これは私たちのルーツであり存在に関わる問題です。そして先天性の障害者はその両親によって生まれながら障害者というレッテルを貼られた状態で死ぬまで存在します。

障害者は障害者という枠を超えて生きることはできません。障害を持って生まれた時から障害によって不利益を被ることが約束されています。

当たり前の話ですが先天性の障害者は中途障害者と違い最初から障害者として存在を固定され最初から障害の不利益を被ることが決まっています。
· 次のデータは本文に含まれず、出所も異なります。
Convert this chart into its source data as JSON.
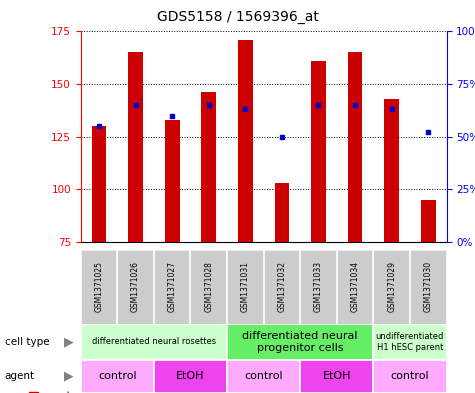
{
  "title": "GDS5158 / 1569396_at",
  "samples": [
    "GSM1371025",
    "GSM1371026",
    "GSM1371027",
    "GSM1371028",
    "GSM1371031",
    "GSM1371032",
    "GSM1371033",
    "GSM1371034",
    "GSM1371029",
    "GSM1371030"
  ],
  "counts": [
    130,
    165,
    133,
    146,
    171,
    103,
    161,
    165,
    143,
    95
  ],
  "percentile_ranks": [
    55,
    65,
    60,
    65,
    63,
    50,
    65,
    65,
    63,
    52
  ],
  "ylim_left": [
    75,
    175
  ],
  "ylim_right": [
    0,
    100
  ],
  "yticks_left": [
    75,
    100,
    125,
    150,
    175
  ],
  "yticks_right": [
    0,
    25,
    50,
    75,
    100
  ],
  "ytick_labels_right": [
    "0%",
    "25%",
    "50%",
    "75%",
    "100%"
  ],
  "bar_color": "#cc0000",
  "dot_color": "#0000cc",
  "cell_type_groups": [
    {
      "label": "differentiated neural rosettes",
      "start": 0,
      "end": 4,
      "color": "#ccffcc",
      "fontsize": 6
    },
    {
      "label": "differentiated neural\nprogenitor cells",
      "start": 4,
      "end": 8,
      "color": "#66ee66",
      "fontsize": 8
    },
    {
      "label": "undifferentiated\nH1 hESC parent",
      "start": 8,
      "end": 10,
      "color": "#ccffcc",
      "fontsize": 6
    }
  ],
  "agent_groups": [
    {
      "label": "control",
      "start": 0,
      "end": 2,
      "color": "#ffaaff",
      "fontsize": 8
    },
    {
      "label": "EtOH",
      "start": 2,
      "end": 4,
      "color": "#ee44ee",
      "fontsize": 8
    },
    {
      "label": "control",
      "start": 4,
      "end": 6,
      "color": "#ffaaff",
      "fontsize": 8
    },
    {
      "label": "EtOH",
      "start": 6,
      "end": 8,
      "color": "#ee44ee",
      "fontsize": 8
    },
    {
      "label": "control",
      "start": 8,
      "end": 10,
      "color": "#ffaaff",
      "fontsize": 8
    }
  ],
  "sample_bg_color": "#cccccc",
  "bg_color": "#ffffff",
  "bar_width": 0.4
}
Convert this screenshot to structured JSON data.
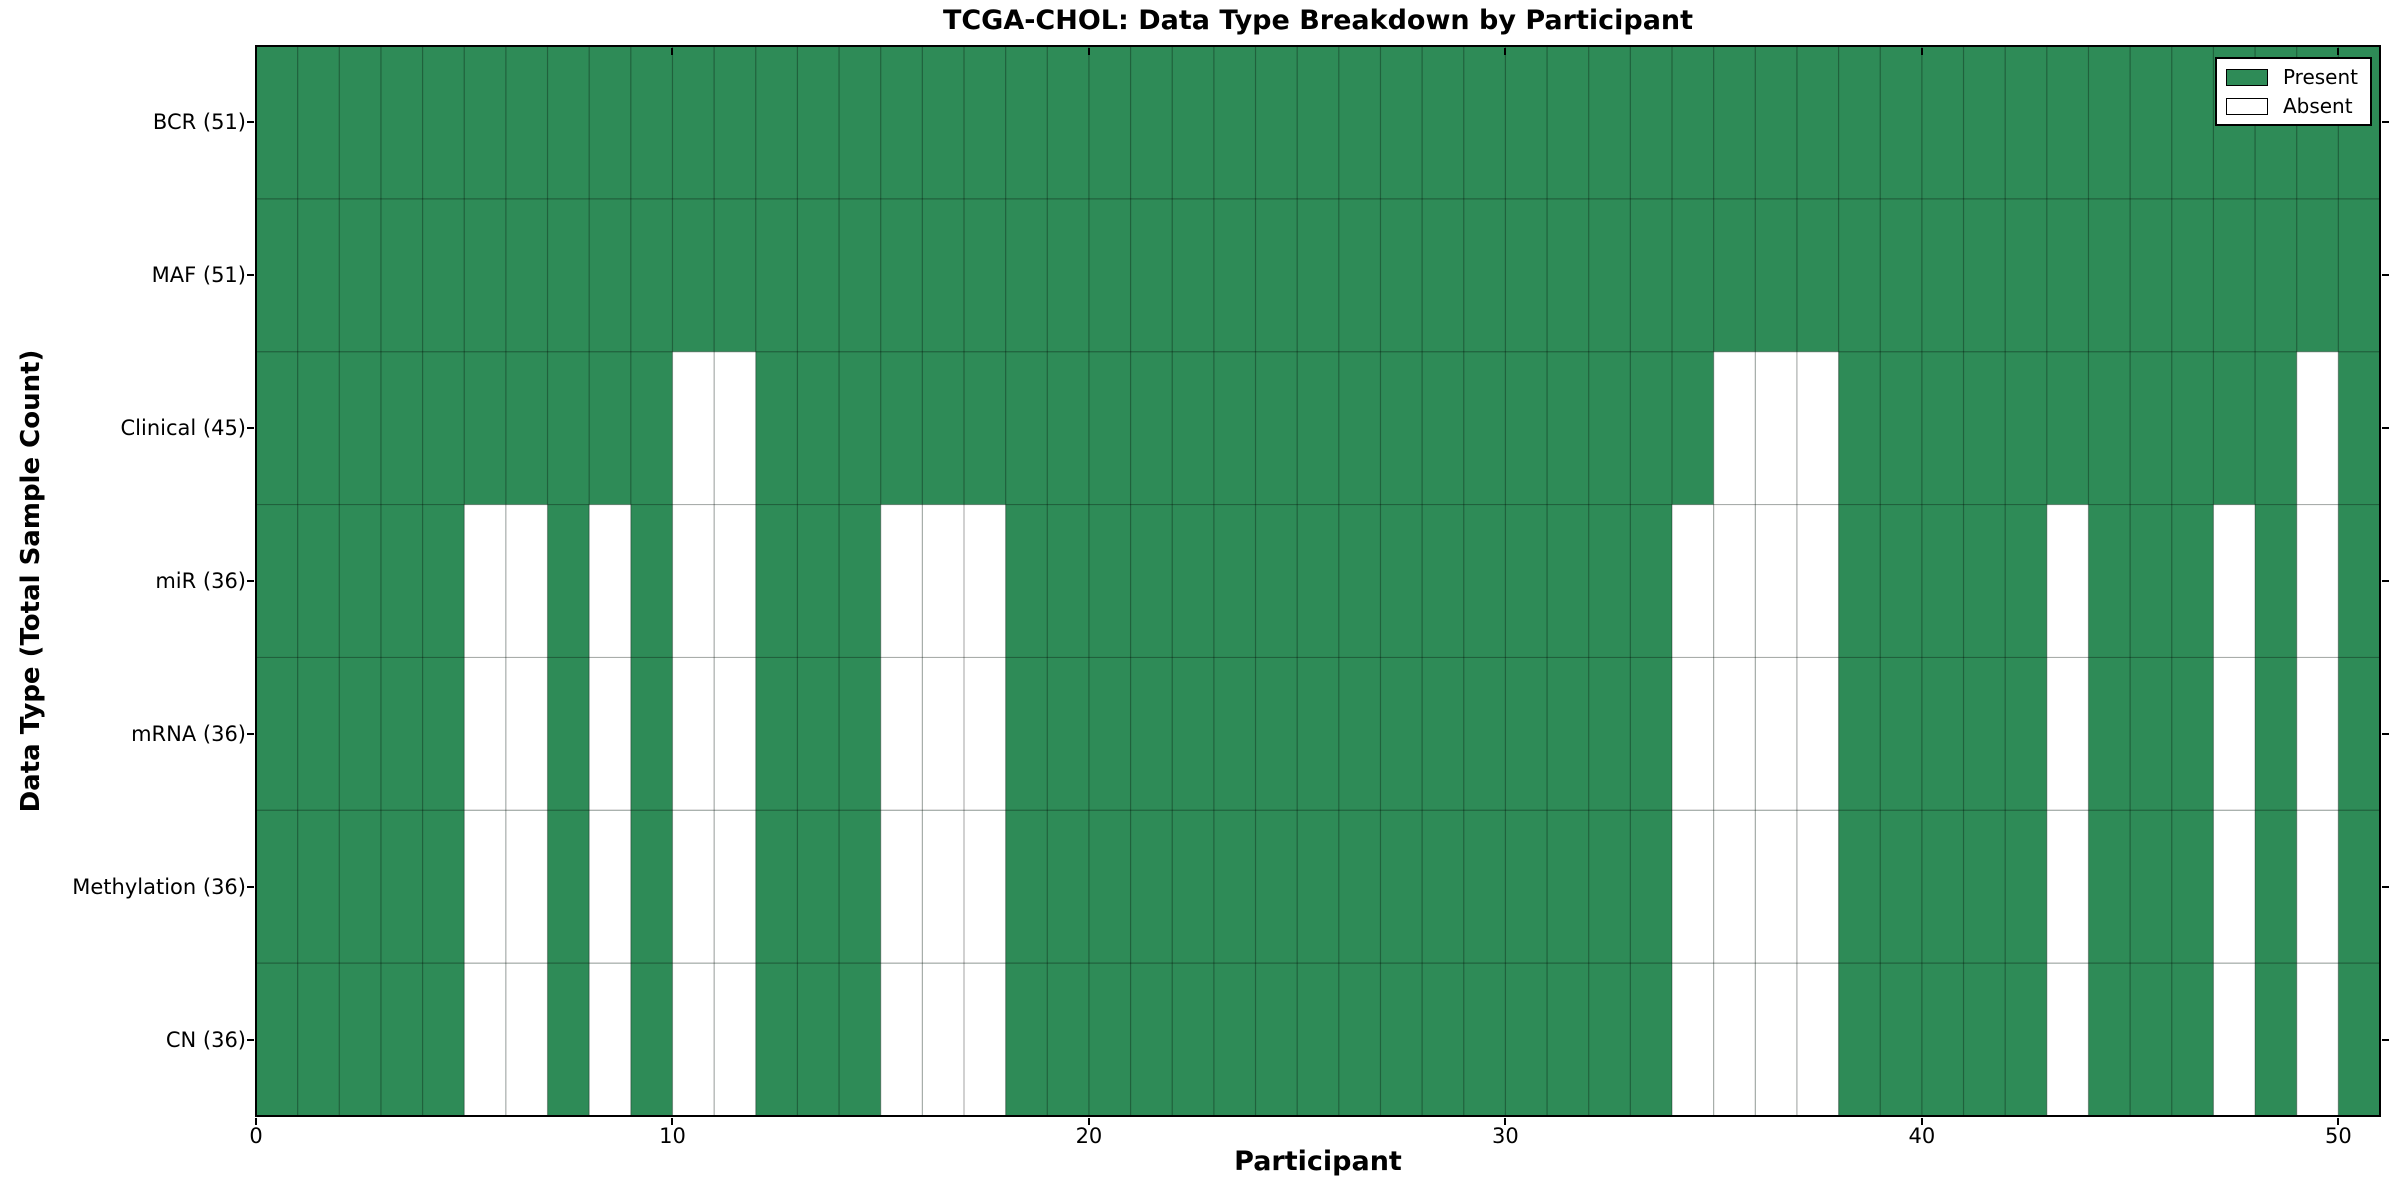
{
  "chart_data": {
    "type": "heatmap",
    "title": "TCGA-CHOL: Data Type Breakdown by Participant",
    "xlabel": "Participant",
    "ylabel": "Data Type (Total Sample Count)",
    "n_participants": 51,
    "x_axis": {
      "min": 0,
      "max": 51,
      "tick_values": [
        0,
        10,
        20,
        30,
        40,
        50
      ],
      "tick_labels": [
        "0",
        "10",
        "20",
        "30",
        "40",
        "50"
      ]
    },
    "rows": [
      {
        "label": "BCR (51)",
        "total_samples": 51,
        "absent_participants": []
      },
      {
        "label": "MAF (51)",
        "total_samples": 51,
        "absent_participants": []
      },
      {
        "label": "Clinical (45)",
        "total_samples": 45,
        "absent_participants": [
          10,
          11,
          35,
          36,
          37,
          49
        ]
      },
      {
        "label": "miR (36)",
        "total_samples": 36,
        "absent_participants": [
          5,
          6,
          8,
          10,
          11,
          15,
          16,
          17,
          34,
          35,
          36,
          37,
          43,
          47,
          49
        ]
      },
      {
        "label": "mRNA (36)",
        "total_samples": 36,
        "absent_participants": [
          5,
          6,
          8,
          10,
          11,
          15,
          16,
          17,
          34,
          35,
          36,
          37,
          43,
          47,
          49
        ]
      },
      {
        "label": "Methylation (36)",
        "total_samples": 36,
        "absent_participants": [
          5,
          6,
          8,
          10,
          11,
          15,
          16,
          17,
          34,
          35,
          36,
          37,
          43,
          47,
          49
        ]
      },
      {
        "label": "CN (36)",
        "total_samples": 36,
        "absent_participants": [
          5,
          6,
          8,
          10,
          11,
          15,
          16,
          17,
          34,
          35,
          36,
          37,
          43,
          47,
          49
        ]
      }
    ],
    "legend": [
      {
        "label": "Present",
        "color": "#2e8b57"
      },
      {
        "label": "Absent",
        "color": "#ffffff"
      }
    ],
    "colors": {
      "present": "#2e8b57",
      "absent": "#ffffff",
      "grid": "rgba(0,0,0,0.30)",
      "spine": "#000000",
      "background": "#ffffff",
      "text": "#000000"
    },
    "layout": {
      "grid_on": true,
      "legend_position": "upper right"
    }
  }
}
にもかかわらず自身を「障害者」にした両親についてその責任や非を考察したり論じたりするのをはばからなければいけないのは奇妙なことであると考えます。

自分を車ではねた加害者の責任を被害者が考えるのがおかしなことでありましょうか?

行為者がある行為を行った場合にそれが故意かそうでないかは重要です。しかし不慮の事故であっても罪がゼロになることはありません。

人が他者を車ではねた場合、故意か否かで罪の重さは変わるでしょう。しかし無罪放免にはなりません。これは故意でなくても加害者による行為と引かれた側の人間の被害が残るがゆえです。

親が障害者を産んだ場合その行為と結果が問題であると私は考えます。

先天的に障害を持った障害者の中には親に申し訳ないと感じる人がいるようです。しかしこれはどう見ても不思議なロジックです。第一原因は父と母にある(遺伝性疾患であるなしに関わらず)のにどうして受け身側が負い目を感じる必要がありましょうか?

障害の始まりは仮にそれが先天性であってもその行為者であるその親にあり障害者本人ではありません。障害者というのは生まれながら受動的な性質を持ってこの世に生まれてくるのです。そして社会に適応できるのは皮肉なことに能動的に自分を環境に適応させることができる人たちです。

では障害者とその親の関係の本質はどのように表現できるでしょうか?

私は障害者とその親は「賠償」の関係によって説明できると考えます。

障害者の親によって子が先天的に障害を負った場合、親にそのサポート(介助)してもらうことで贖うというものです。いわば子を障害者に産むという行為を父母の罪と捉えるのです。損害賠償の考え方は最古の法典であるウル・ナンム法典から存在しますがもちろん子を障害者にすることが罪であるとは古代から現代まで言われてきませんでした。

現実として障害者の親子関係における賠償は障害の程度によって変わってきます。より重い障害には多くのサポートいう名の賠償が必要になります。これは事故を起こした際にその損害の程度によって損害賠償の額が変わるのと同じことです。

先天性の障害者は自らを障害者にした加害者によって扶養される屈辱を負っています。これは先の賠償の論理によって納得できると私は考えます。

親子間の関係は情緒的な観点や個人の経験から語られることが多いのですが賠償の考えによってそこから脱却することができるしょう。